7 Ekim tarihinden evvel, siyonistlerin çok sinsi ve hain bir planları vardı: Gazze halkının Sina’ya; Batı Şeria halkının da Ürdün’e sürülmesi; ilave plan kapsamında bazı Filistinlilerin de Afrika’nın bazı ülkelerine sürülmesi öngörülüyordu. Hatta başta Mısır olmak üzere, bazı Afrika ülkelerine çok cazip teklifler yapıldı. Kısacası Filistinlilerin tamamen sürülmesi ve Filistin topraklarının insansızlaştırılması öngörülüyordu. Filistin İslami Direnişi, Siyonistlerden evvel harekete geçip 7 Ekim operasyonunu gerçekleştirdi. Aslında Filistin direnişi bu operasyonu yapmamış olsaydı da zaten Siyonistler büyük bir işgal ve vahşete hazırlanıyorlardı. Nitekim gelinen aşamada, siyonistlerin şehir ve medeniyet adına ne varsa, kalıntılarına varıncaya kadar temizlemesi de bu niyetlerini açıkça ortaya koymaktadır.
Önce Gazze, şimdi ise Batı Şeria’da büyük bir soykırım ve vahşet işlenmektedir.

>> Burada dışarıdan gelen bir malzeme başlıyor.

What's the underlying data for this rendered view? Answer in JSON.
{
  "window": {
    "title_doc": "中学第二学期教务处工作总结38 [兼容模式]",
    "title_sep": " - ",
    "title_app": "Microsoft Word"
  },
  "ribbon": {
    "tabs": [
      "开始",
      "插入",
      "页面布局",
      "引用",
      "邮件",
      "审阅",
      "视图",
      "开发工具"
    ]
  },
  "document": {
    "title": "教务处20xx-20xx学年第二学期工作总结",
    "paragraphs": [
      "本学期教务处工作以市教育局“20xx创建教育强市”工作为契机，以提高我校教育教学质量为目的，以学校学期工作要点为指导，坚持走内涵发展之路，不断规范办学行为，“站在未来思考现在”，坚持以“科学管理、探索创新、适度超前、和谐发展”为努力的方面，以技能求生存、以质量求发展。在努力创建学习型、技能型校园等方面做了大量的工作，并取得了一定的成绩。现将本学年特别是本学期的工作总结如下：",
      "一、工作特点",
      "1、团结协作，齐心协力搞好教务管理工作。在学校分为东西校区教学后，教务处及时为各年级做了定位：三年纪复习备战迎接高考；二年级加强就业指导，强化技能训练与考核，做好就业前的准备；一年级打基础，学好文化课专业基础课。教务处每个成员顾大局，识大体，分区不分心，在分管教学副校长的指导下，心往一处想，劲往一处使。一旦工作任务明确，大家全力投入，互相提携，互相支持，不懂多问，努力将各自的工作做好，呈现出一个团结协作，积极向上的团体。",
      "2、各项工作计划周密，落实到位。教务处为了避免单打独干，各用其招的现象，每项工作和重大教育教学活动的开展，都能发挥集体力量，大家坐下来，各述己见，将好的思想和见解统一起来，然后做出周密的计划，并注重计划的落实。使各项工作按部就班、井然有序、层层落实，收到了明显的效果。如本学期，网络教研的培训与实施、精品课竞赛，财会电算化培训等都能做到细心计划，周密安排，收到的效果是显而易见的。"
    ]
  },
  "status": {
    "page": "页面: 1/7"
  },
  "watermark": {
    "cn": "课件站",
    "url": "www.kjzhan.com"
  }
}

Alt yapı ve yaşama dair ne varsa her şey tahrip edilmektedir. Mesela; Cenin’e giren Siyonist teröristler, bir haftadan kısa bir süre içinde Cenin kentinin takriben yüzde yetmişini tahrip ettiler. Kısacası şehirler yaşanmaz hale getirilerek Filistinler göçe zorlanmak istenmektedir. Filistinlilerin böyle bir göçe zorlanması ve Siyonist projenin başarıya ulaşması durumunda böylesi bir demografik hareket, bütün bölge ülkelerini zor duruma sokar. Kısacası; bölgede, başta nüfus olmak üzere birçok alanda büyük bir dalgalanma olacaktır. Gazze için farklı teviller yapan dar görüşlü kesimler, Batı Şeria’da da aynı senaryonun tekrar ettiğini gördüler. Kısacası Siyonistlerin Filistinlilere hayat hakkı tanımaması için herhangi bir bahaneye ihtiyaçları yoktur.
O halde, Filistin’deki tüm taraflar başta olmak üzere, bütün Araplar ve Müslümanlar; geniş dairede de bütün insanlık, Gazze ve Batı Şeria’da uygulamaya konulmaya çalışılan sürgün planının karşısında durmalıdır.
Gazze ve Batı Şeria’da yaşanan olaylar, bölgesel bir kriz çıkarma potansiyeline sahip iken; bölge halklarının ve devletlerinin tek gündemi Gazze olmalıdır. Müslümanların tek gündemi Gazze ve Filistin’de yaşanan insanlık suçları olmalıdır. Filistin meselesini ikinci plana düşürecek olan her plan, tartışma ve gündem merduttur. Gazze’deki dram, Batı Şeria’ya sıçramış iken, bu büyük yangını görmeyip Müslüman halkımızın dikkatini dağıtmaya çalışan birey ve kurumlar ya haindir ya da gafildir. Çocuklarımız paramparça olurken, İslam’ın mukaddesatı ayaklar altına alınırken suni gündemlerin peşinde koşmak büyük bir gaflettir. Hayat memat hengamında, yangının evi sardığı bir zamanda saçını taramayı öncelikli gündemine alan birisi nasıl abes ile iştigal ediyorsa; Gazze’de ve Batı Şeria’da büyük bir insanlık dramı yaşanıyorken suni gündemlerin peşinden koşturmak da aynı şekilde yanlıştır. Müslümanlar bütün enerji ve dikkatlerini; başta Siyonistler olmak üzere küresel şer güçler üzerinde yoğunlaştırmalıdır. Bugün bu cephede savaşmayanlar yarın bu bela ile kendi evlerinde yüzleşmek zorunda kalacaktır. Bu gün suni gündemlerle uğraşanlar yarın siyonizmin ve küresel şer güçlerin hışmına uğramaktan kurtulamayacaktır.
Hesabınız her ne olursa olsun, hangi saik ile hareket ediyorsanız edin, Siyonizm karşıtı cephede mutlaka yerinizi alınız.